A quality video editing subscription includes a dedicated editor assigned to your account, 24-hour turnaround on each request, unlimited editing requests per month, unlimited revisions, coverage for all video formats (YouTube, social clips, ads, podcast video, webinars), and direct communication through Slack or a project board. Month-to-month billing with no long-term contracts is standard for good services.
When should I hire a freelance video editor instead of a subscription?
Freelancers make sense when you produce fewer than 6 videos per month, need a specialist for a one-off project like a brand film or animated explainer, or have very low and unpredictable editing volume. If your volume is consistent and above 8 videos per month, a subscription is more cost-effective and gives you faster turnaround with a dedicated editor.
Can I cancel a video editing subscription anytime?
Good video editing subscriptions offer month-to-month plans with no long-term contracts. You can cancel at the end of any billing cycle. ContentBuck offers month-to-month billing with a simple cancellation process. If a service requires an annual commitment upfront, that is usually a sign of low client retention.
The bottom line
There is no universally correct answer. The right model depends on your volume, budget, content mix, and how much management overhead you are willing to take on.

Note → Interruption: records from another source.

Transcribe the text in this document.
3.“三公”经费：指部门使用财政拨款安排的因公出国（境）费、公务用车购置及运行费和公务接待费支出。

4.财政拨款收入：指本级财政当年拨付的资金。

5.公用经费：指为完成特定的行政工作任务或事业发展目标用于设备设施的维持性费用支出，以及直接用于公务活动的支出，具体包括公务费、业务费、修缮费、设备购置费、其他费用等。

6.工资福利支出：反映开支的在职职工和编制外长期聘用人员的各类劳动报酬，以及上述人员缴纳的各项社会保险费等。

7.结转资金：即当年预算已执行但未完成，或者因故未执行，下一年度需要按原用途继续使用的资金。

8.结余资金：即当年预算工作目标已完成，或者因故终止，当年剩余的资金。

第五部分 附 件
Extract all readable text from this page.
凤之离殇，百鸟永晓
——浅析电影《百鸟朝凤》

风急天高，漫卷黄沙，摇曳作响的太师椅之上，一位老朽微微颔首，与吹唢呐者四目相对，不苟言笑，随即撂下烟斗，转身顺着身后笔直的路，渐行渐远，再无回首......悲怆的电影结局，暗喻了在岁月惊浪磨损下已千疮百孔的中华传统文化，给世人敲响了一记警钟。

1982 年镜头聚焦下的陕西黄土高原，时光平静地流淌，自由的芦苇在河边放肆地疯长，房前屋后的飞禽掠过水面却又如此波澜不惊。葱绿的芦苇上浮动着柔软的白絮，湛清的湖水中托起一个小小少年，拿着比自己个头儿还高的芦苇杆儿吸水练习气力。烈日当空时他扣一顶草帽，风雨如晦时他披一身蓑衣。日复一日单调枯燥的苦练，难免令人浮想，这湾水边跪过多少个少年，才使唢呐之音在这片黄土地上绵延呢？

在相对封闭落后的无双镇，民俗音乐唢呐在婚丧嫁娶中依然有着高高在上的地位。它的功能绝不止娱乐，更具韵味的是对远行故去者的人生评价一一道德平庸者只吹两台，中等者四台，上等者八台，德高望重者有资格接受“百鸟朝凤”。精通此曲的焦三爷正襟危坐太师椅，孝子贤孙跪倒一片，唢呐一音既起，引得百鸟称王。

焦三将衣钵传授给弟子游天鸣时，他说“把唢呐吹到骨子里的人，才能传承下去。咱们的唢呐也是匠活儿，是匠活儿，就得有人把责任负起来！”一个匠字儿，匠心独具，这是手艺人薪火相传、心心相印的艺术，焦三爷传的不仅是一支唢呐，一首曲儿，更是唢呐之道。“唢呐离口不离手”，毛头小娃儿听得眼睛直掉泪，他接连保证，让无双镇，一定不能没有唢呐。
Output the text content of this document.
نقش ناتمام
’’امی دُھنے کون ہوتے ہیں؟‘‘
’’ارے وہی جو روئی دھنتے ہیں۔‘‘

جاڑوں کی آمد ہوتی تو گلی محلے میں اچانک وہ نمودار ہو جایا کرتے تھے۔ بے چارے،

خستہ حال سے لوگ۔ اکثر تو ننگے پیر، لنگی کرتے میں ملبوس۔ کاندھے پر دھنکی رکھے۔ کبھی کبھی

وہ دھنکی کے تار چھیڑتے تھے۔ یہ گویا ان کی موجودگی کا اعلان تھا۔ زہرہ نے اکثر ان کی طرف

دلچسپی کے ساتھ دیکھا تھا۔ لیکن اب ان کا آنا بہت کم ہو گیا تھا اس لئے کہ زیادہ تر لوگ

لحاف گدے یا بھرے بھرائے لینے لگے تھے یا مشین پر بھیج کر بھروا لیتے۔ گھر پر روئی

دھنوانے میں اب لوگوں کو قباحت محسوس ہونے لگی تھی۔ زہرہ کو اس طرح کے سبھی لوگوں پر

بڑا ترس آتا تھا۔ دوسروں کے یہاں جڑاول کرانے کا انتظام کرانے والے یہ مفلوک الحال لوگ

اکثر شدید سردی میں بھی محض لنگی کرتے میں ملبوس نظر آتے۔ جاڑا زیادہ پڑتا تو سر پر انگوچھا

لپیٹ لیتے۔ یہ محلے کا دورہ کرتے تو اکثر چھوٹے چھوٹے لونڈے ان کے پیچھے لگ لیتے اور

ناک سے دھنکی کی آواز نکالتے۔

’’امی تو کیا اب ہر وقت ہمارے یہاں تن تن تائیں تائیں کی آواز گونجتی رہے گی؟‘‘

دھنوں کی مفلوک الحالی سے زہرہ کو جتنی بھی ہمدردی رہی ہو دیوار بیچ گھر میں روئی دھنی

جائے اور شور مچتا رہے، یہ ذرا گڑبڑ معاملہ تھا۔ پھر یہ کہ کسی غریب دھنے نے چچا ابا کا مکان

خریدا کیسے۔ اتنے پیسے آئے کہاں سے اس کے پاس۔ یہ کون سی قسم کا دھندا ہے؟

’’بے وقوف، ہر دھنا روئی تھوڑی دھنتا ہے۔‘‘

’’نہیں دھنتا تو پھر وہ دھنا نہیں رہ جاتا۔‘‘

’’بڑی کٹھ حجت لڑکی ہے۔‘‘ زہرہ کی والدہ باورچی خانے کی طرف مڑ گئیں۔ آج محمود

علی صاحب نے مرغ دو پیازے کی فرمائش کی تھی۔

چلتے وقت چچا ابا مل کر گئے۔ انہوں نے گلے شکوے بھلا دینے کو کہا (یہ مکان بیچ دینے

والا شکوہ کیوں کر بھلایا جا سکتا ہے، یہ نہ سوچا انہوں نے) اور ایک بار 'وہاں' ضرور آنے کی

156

If you produce fewer than 6 videos a month, start with a freelancer. If you produce 8 to 30 videos monthly and want speed, consistency, and flat costs, a subscription is almost certainly the best fit. If you need 30+ videos per month with on-site production, hire in-house. And if you need big-budget hero content, an agency makes sense for those specific projects.
For most B2B marketing teams that have moved past the “let us try video” phase and are now producing content consistently, a video editing subscription is the model that gives you the most output for the least cost and management time. That is exactly why we built ContentBuck.